Dariusz Wolski's cinematography is both dark and yet beautiful at the same time.  As is apparent from the name, this movie is consistently dark throughout; only a few exceptions can be thought of but mentioning these would probably spoil your enjoyment of the story.  All I will say is that these scenes are probably the only ones that you will distinctly recall after seeing the movie.

On the topic of the transfer, the picture quality is excellent with a lot of detail – you almost always find that a 2.35:1 version is much better (picture quality wise) than a 1.85:1 because it requires a lot less compression to fit in the same amount of space. And for the reason, MPEG artifacts are practically non-existent - even though this film is very, very dark. Colour balance is good; varying from the extreme blue filtered shots to the warm colours found in the city scenes. Those scenes that are lit are amazing to see especially when the surrounding environment you are viewing the movie from is also darkened.
The Dolby Digital 5.1 track is as perfect as it could be, being both subtitle in the few scenes that are heavy on dialogue while adequately maintaining the suspense of the action sequences.  It does apparently have a very wide front sound stage, with a strong emphasis on the front channels; such manifestations can cause a few very minor but still undesirable effects.
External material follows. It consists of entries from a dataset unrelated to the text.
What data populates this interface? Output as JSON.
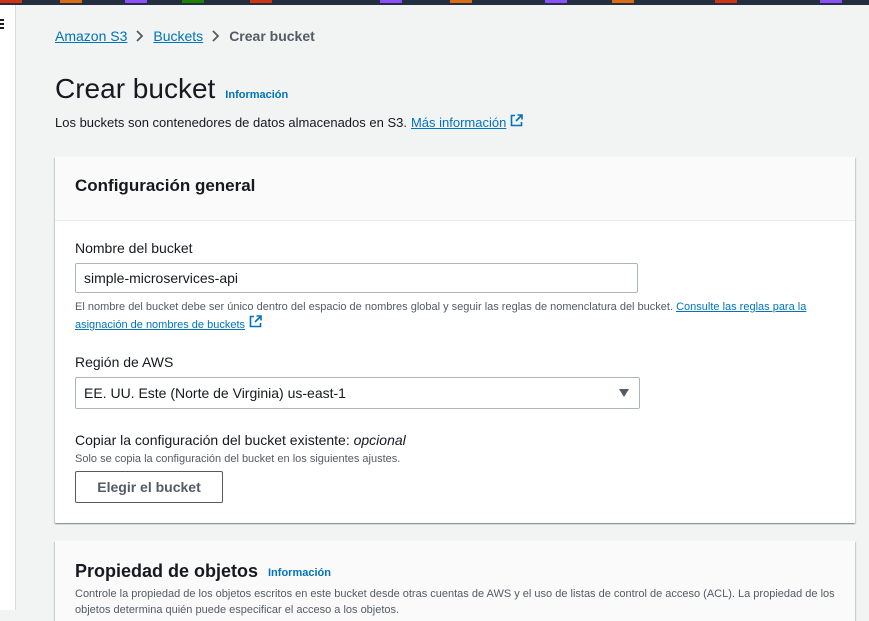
{
  "breadcrumb": {
    "items": [
      "Amazon S3",
      "Buckets"
    ],
    "current": "Crear bucket"
  },
  "header": {
    "title": "Crear bucket",
    "info_label": "Información",
    "subtitle": "Los buckets son contenedores de datos almacenados en S3.",
    "more_info_link": "Más información"
  },
  "general_config": {
    "title": "Configuración general",
    "bucket_name_label": "Nombre del bucket",
    "bucket_name_value": "simple-microservices-api",
    "bucket_name_hint": "El nombre del bucket debe ser único dentro del espacio de nombres global y seguir las reglas de nomenclatura del bucket.",
    "bucket_name_hint_link": "Consulte las reglas para la asignación de nombres de buckets",
    "region_label": "Región de AWS",
    "region_value": "EE. UU. Este (Norte de Virginia) us-east-1",
    "copy_label": "Copiar la configuración del bucket existente:",
    "copy_optional": "opcional",
    "copy_hint": "Solo se copia la configuración del bucket en los siguientes ajustes.",
    "choose_bucket_button": "Elegir el bucket"
  },
  "object_ownership": {
    "title": "Propiedad de objetos",
    "info_label": "Información",
    "description": "Controle la propiedad de los objetos escritos en este bucket desde otras cuentas de AWS y el uso de listas de control de acceso (ACL). La propiedad de los objetos determina quién puede especificar el acceso a los objetos."
  },
  "colors": {
    "link": "#0073bb",
    "top_bar": "#232f3e",
    "background": "#f2f3f3"
  }
}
Also included is a two channel English Dolby Surround track and a 5.1 French Dolby Digital track.  The two commentaries are explained in the paragraph that follows.

Two commentaries were offered, one by Roger Ebert - a well-known critic who understands way too much about movies in general!  The other commentary is an amalgamation of comments from such persons as Alex Proyas (director), Lem Dobbs (writer), David Goyer (writer), Dariusz Wolski (cinematographer) and Patrick Tatopoulos (production designer).  I found the former to be much more interesting because of the way in which Roger Ebert actually described various interpretations and aspects of the movie that you may otherwise have missed or not even thought of.  Touching upon its film noir and science fiction influences.  The second commentary was also interesting but somewhat confusing and almost irritating at first, with regular cuts from one person to another as it progresses (even with help from Roger Ebert narrating).  In my opinion, there were too many people assimilated into that single commentary track. One interesting aspect that you might like to listen to was the choice of the name, mentioned during the credits in the second commentary.

Dark City
In addition to the commentaries, there is a trailer for the movie, a "cast and crew" section, set-designs and a comparison between the movie and other silent movies of the same genre like "Metropolis".
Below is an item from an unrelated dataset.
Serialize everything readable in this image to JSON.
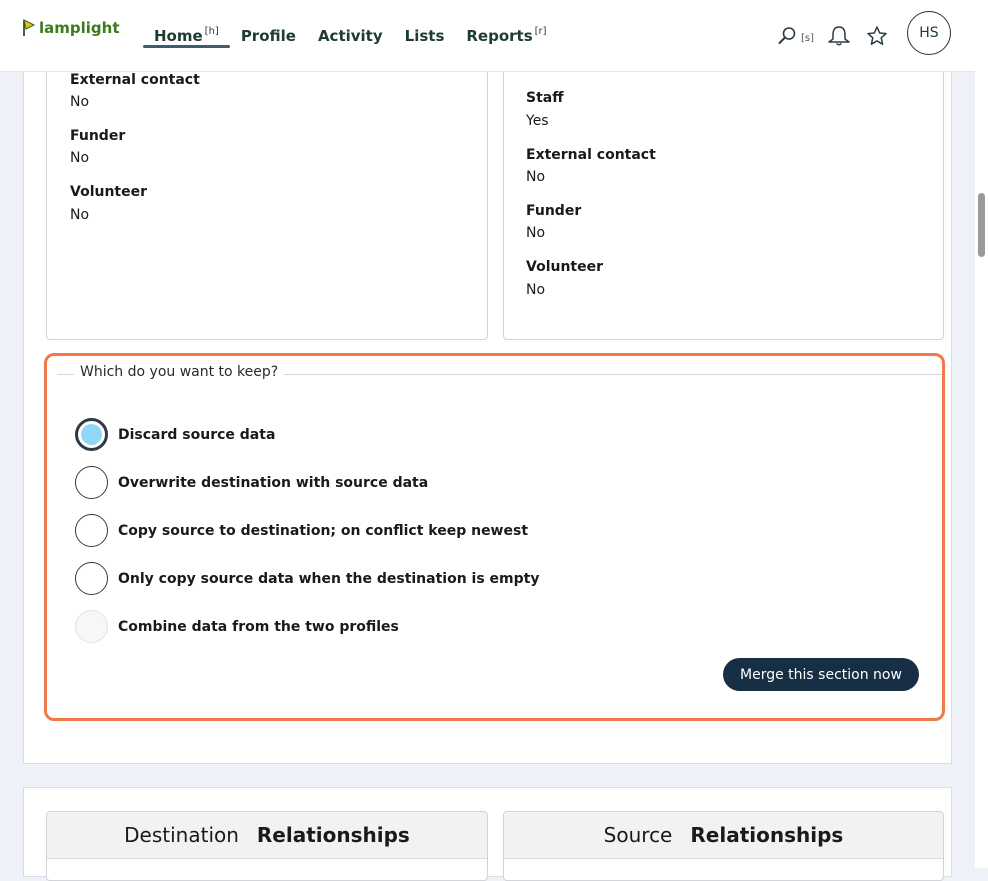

There are also a few extra hidden features, which could be of some interest if you have the time to go through the moderately long unearthing process.  I have written a somewhat descriptive "Easter Egg" item associated with this movie which can be found by clicking on the "Easter Egg" link in the right-hand column – whether you can be bothered trying to find them is another matter.

So much work has gone into this movie; a huge set will have had to have been created and lots of expensive and necessary special effects were used in the conception of this movie.  As to whether you would like it, well, if you are a fan of either the film noir or science fiction genres then there is a fair chance that you will like this movie – especially if you like both!  I have seen it suggested that if you liked the more spiritual elements of "Event Horizon" to take an obvious science fiction example then you will almost certainly like the film, I’m not sure about this comment but that may help.

"Dark City" is a highly involving movie in that you cannot help being drawn into the story as it develops, yet at the same time it requires quite a bit of thought to keep up.  This certainly isn’t your average pap that we get spoon-fed from the major Hollywood movie studios.  I definitely recommend that you see this movie, even if you aren’t that keen on science fiction.